One of the more striking findings from urolithin A research is that its effects on mitochondrial biomarkers appear to be additive to exercise rather than simply mimicking it. This matters for perimenopausal and menopausal women who are already active but finding that their usual workouts are producing diminishing returns in terms of energy and muscle response. The biology suggests this isn't purely a motivation or effort problem — mitochondrial efficiency genuinely changes with estrogen loss.

Grade B — Moderate evidence
6

Early research suggests it may support skeletal muscle preservation specifically — not just general energy

Sarcopenia, the age-related loss of skeletal muscle mass and strength, accelerates significantly after menopause due to both estrogen withdrawal and declining anabolic signaling. Urolithin A has shown preclinical and early clinical signals of benefit specifically in skeletal muscle tissue, which has a high density of mitochondria and is especially sensitive to mitochondrial dysfunction. Researchers are now designing trials that target postmenopausal women as a primary population rather than a subgroup.

Grade B — Moderate evidence
7

Its safety profile in humans looks reassuring so far, but long-term data is still limited

Phase 1 and Phase 2 clinical trials have found urolithin A to be well-tolerated at doses up to 1000mg per day with no serious adverse events reported. Short-term biomarker studies have shown no concerning signals in liver, kidney, or cardiovascular markers. However, the longest trials to date run only four to six months, so genuinely long-term safety data — particularly in populations using hormone therapy simultaneously — does not yet exist.

Grade B — Moderate evidence
8

There is emerging, preliminary research connecting urolithin A to cognitive and neurological energy metabolism

Mitochondrial dysfunction in brain tissue is increasingly implicated in cognitive aging and conditions like brain fog, which is frequently reported during the menopausal transition. Animal and early in vitro studies suggest urolithin A can cross the blood-brain barrier and activate mitophagy in neural tissue, though human cognitive outcome trials are not yet complete. This is a genuinely early signal, not a proven benefit — but it explains why neuroscience researchers have joined the conversation alongside muscle physiologists.

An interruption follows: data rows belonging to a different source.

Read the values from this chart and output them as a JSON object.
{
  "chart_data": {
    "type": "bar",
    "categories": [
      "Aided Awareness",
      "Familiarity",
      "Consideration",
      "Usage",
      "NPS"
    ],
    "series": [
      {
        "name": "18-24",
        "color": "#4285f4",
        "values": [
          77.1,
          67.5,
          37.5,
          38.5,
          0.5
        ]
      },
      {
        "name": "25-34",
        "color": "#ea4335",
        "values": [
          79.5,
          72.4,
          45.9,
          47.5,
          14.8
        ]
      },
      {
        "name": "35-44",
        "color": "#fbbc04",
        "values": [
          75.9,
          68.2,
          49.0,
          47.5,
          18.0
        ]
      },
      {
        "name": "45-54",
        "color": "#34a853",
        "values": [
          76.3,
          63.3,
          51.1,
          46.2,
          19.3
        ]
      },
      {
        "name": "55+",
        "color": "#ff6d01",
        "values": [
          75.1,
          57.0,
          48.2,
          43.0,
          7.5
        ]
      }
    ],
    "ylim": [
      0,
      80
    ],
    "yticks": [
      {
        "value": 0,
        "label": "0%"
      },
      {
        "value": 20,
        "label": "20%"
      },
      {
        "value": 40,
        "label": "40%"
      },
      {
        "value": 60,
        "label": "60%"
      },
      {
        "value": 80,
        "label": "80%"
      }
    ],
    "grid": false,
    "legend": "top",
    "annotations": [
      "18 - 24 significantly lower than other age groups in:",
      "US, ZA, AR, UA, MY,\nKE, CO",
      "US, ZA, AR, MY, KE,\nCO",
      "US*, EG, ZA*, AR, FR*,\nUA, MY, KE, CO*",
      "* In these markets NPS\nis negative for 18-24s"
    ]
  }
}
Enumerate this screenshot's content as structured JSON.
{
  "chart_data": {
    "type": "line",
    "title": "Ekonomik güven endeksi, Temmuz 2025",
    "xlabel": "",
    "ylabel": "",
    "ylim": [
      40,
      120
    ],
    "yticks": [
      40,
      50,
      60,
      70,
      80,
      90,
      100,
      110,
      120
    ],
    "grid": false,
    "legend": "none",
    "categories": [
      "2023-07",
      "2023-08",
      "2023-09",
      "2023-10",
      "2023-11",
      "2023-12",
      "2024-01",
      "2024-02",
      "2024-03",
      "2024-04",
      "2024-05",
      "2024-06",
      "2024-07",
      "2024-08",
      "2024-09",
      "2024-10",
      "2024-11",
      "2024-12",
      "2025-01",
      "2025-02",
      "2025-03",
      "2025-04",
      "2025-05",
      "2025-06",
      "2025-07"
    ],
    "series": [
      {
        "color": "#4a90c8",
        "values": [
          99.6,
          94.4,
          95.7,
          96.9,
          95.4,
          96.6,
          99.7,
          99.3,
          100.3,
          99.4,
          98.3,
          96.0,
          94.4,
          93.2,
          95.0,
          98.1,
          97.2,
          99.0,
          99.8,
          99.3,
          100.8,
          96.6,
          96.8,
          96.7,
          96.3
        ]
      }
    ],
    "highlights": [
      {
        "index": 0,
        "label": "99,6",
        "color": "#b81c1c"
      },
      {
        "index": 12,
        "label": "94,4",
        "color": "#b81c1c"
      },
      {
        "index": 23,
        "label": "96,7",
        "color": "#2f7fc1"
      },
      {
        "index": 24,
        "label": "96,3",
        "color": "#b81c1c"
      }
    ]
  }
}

Grade C — Emerging/anecdotal
9

Urolithin A is not a replacement for hormone therapy, resistance training, or foundational nutrition

The research positioning urolithin A as a mitophagy activator places it squarely in the category of cellular support — not a hormonal intervention and not a substitute for the lifestyle factors that most powerfully influence muscle and metabolic health during menopause. The women showing the best outcomes in longevity and muscle research consistently combine resistance training, adequate protein intake, and — where appropriate and accessible — hormone therapy. Urolithin A, if it proves out, is likely to be most useful as a complement to those foundations, not a shortcut around them.